Calvillo a parlé de retraite cette semaine. «Une année à la fois», répète-t-il depuis plus d'un an. Mais Calvillo n'a jamais subi de blessure grave, semble dans la meilleure condition physique de sa carrière, et il a une grande complicité avec Marc Trestman. Il pourrait jouer trois autres saisons s'il l'entendait.

Et ceux qui pensent que c'est impossible que Calvillo puisse dépasser Damon Allen pour le nombre de verges et tout le reste - il est deuxième dans presque toutes les catégories d'importance -, allez jeter un petit coup d'oeil sur ce qu'a accompli Trestman avec un Rich Gannon en fin de carrière à Oakland.

La consécration?

On est rendu là.
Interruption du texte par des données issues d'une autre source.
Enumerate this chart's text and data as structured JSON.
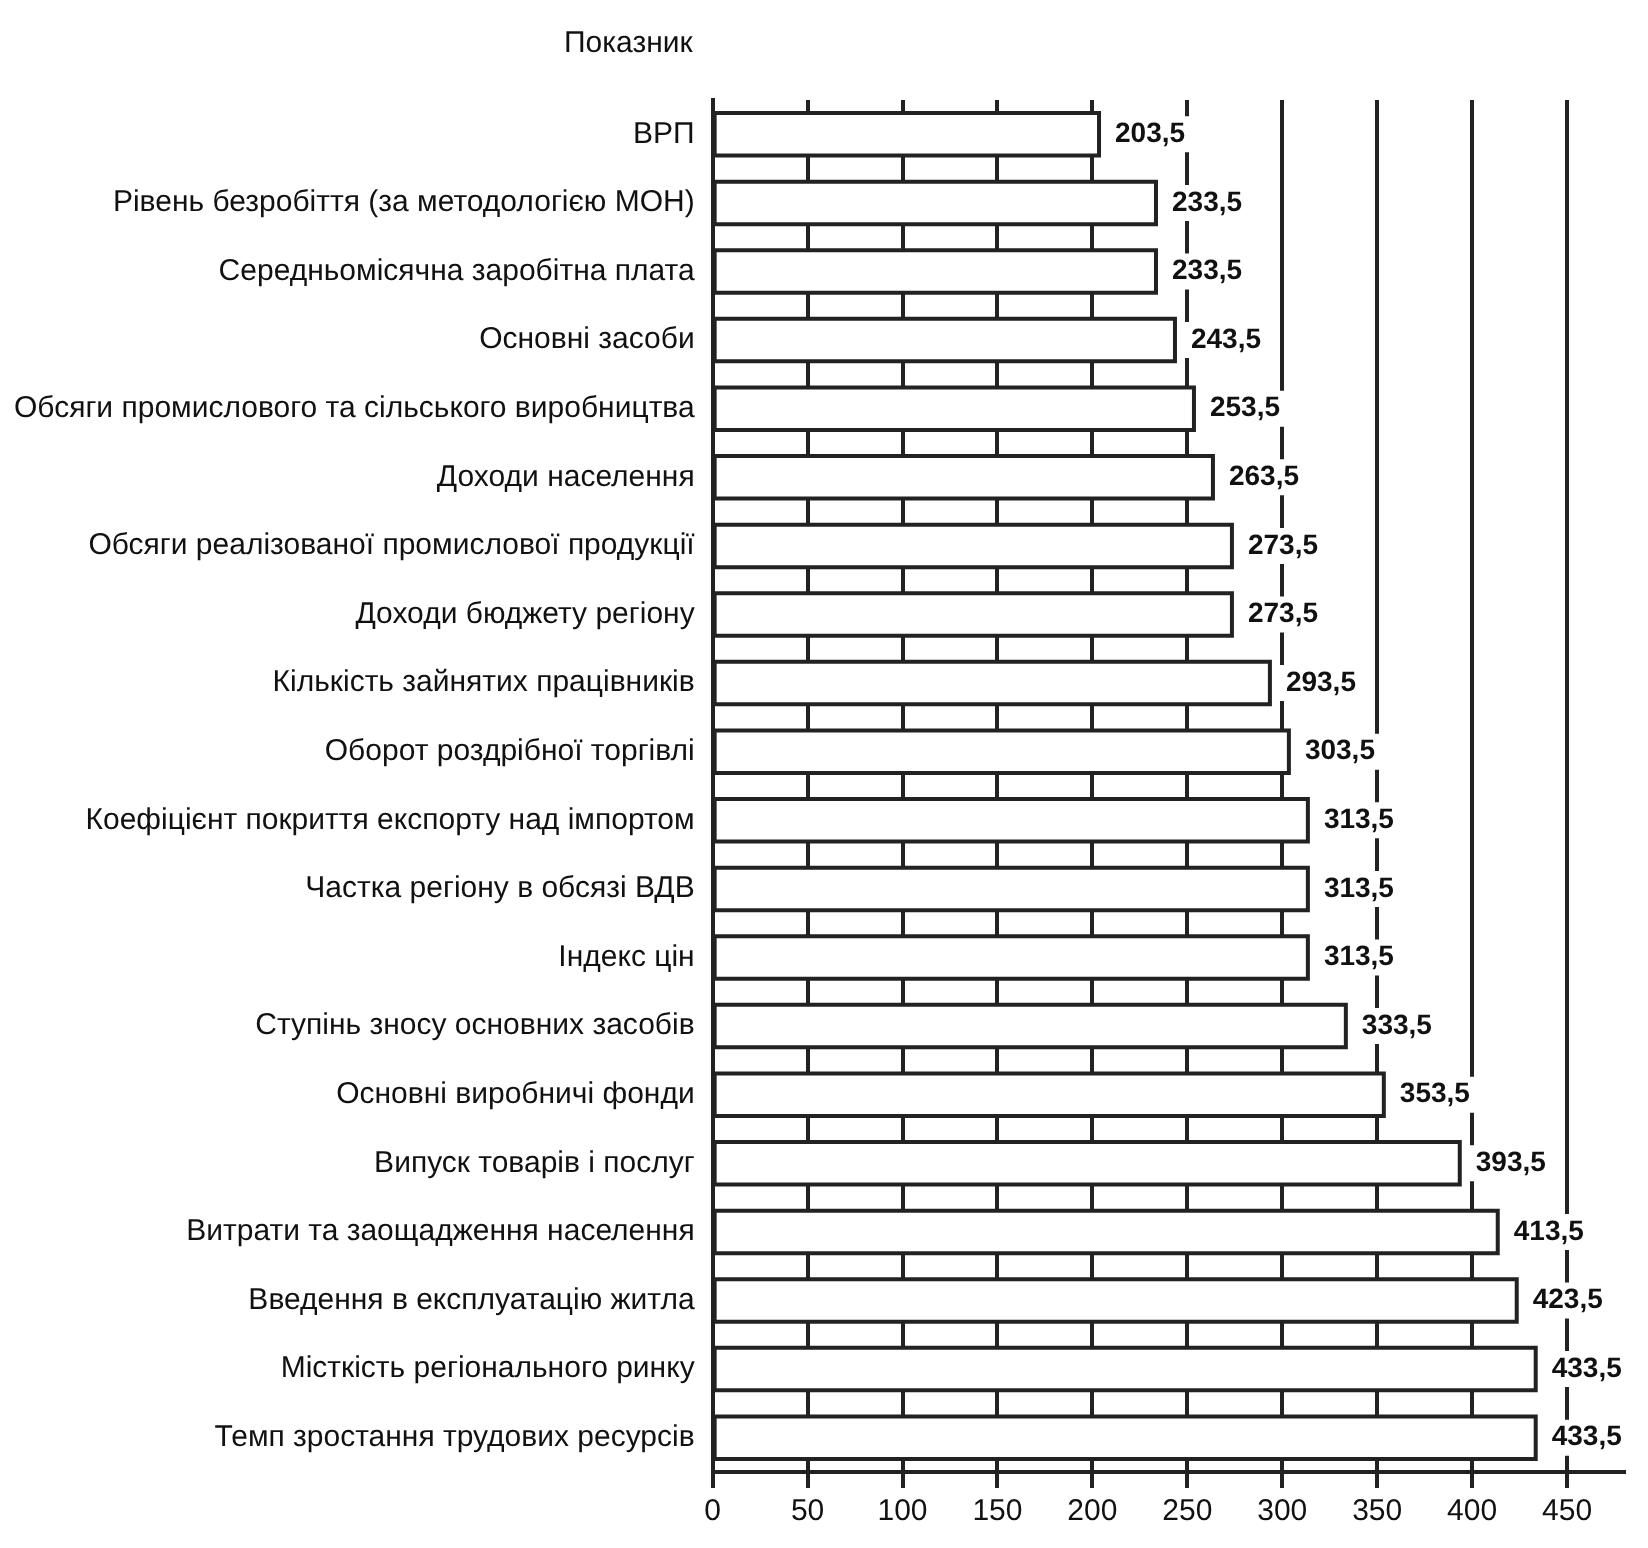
{
  "chart_data": {
    "type": "bar",
    "orientation": "horizontal",
    "ylabel": "Показник",
    "categories": [
      "ВРП",
      "Рівень безробіття (за методологією МОН)",
      "Середньомісячна заробітна плата",
      "Основні засоби",
      "Обсяги промислового та сільського виробництва",
      "Доходи населення",
      "Обсяги реалізованої промислової продукції",
      "Доходи бюджету регіону",
      "Кількість зайнятих працівників",
      "Оборот роздрібної торгівлі",
      "Коефіцієнт покриття експорту над імпортом",
      "Частка регіону в обсязі ВДВ",
      "Індекс цін",
      "Ступінь зносу основних засобів",
      "Основні виробничі фонди",
      "Випуск товарів і послуг",
      "Витрати та заощадження населення",
      "Введення в експлуатацію житла",
      "Місткість регіонального ринку",
      "Темп зростання трудових ресурсів"
    ],
    "values": [
      203.5,
      233.5,
      233.5,
      243.5,
      253.5,
      263.5,
      273.5,
      273.5,
      293.5,
      303.5,
      313.5,
      313.5,
      313.5,
      333.5,
      353.5,
      393.5,
      413.5,
      423.5,
      433.5,
      433.5
    ],
    "value_labels": [
      "203,5",
      "233,5",
      "233,5",
      "243,5",
      "253,5",
      "263,5",
      "273,5",
      "273,5",
      "293,5",
      "303,5",
      "313,5",
      "313,5",
      "313,5",
      "333,5",
      "353,5",
      "393,5",
      "413,5",
      "423,5",
      "433,5",
      "433,5"
    ],
    "color": "#ffffff",
    "xlim": [
      0,
      480
    ],
    "xticks": [
      0,
      50,
      100,
      150,
      200,
      250,
      300,
      350,
      400,
      450
    ],
    "grid": "x"
  }
}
Une victoire et une belle performance devant plus de 60 000 partisans ce soir, puis Calvillo prendra sa juste place aux côtés des grands quarts de l'histoire du football canadien. Si ça ne vient pas, les critiques referont surface dès que le dernier coup de sifflet sera fera entendre.

J'ai demandé à Calvillo si le match d'aujourd'hui définirait sa carrière lors d'un déjeuner officiel de l'équipe, jeudi.

«Oui, a-t-il répondu sans ambages. On a une fiche de 1-4 en finale et je sais ce que les gens penseront si je me retrouve avec une fiche de 1-5. Mais si on gagne dimanche, plus personne n'en parlera. Je comprends très bien la situation.»

On peut reprocher certaines choses à Calvillo, mais on ne pourra jamais dire qu'il se défile.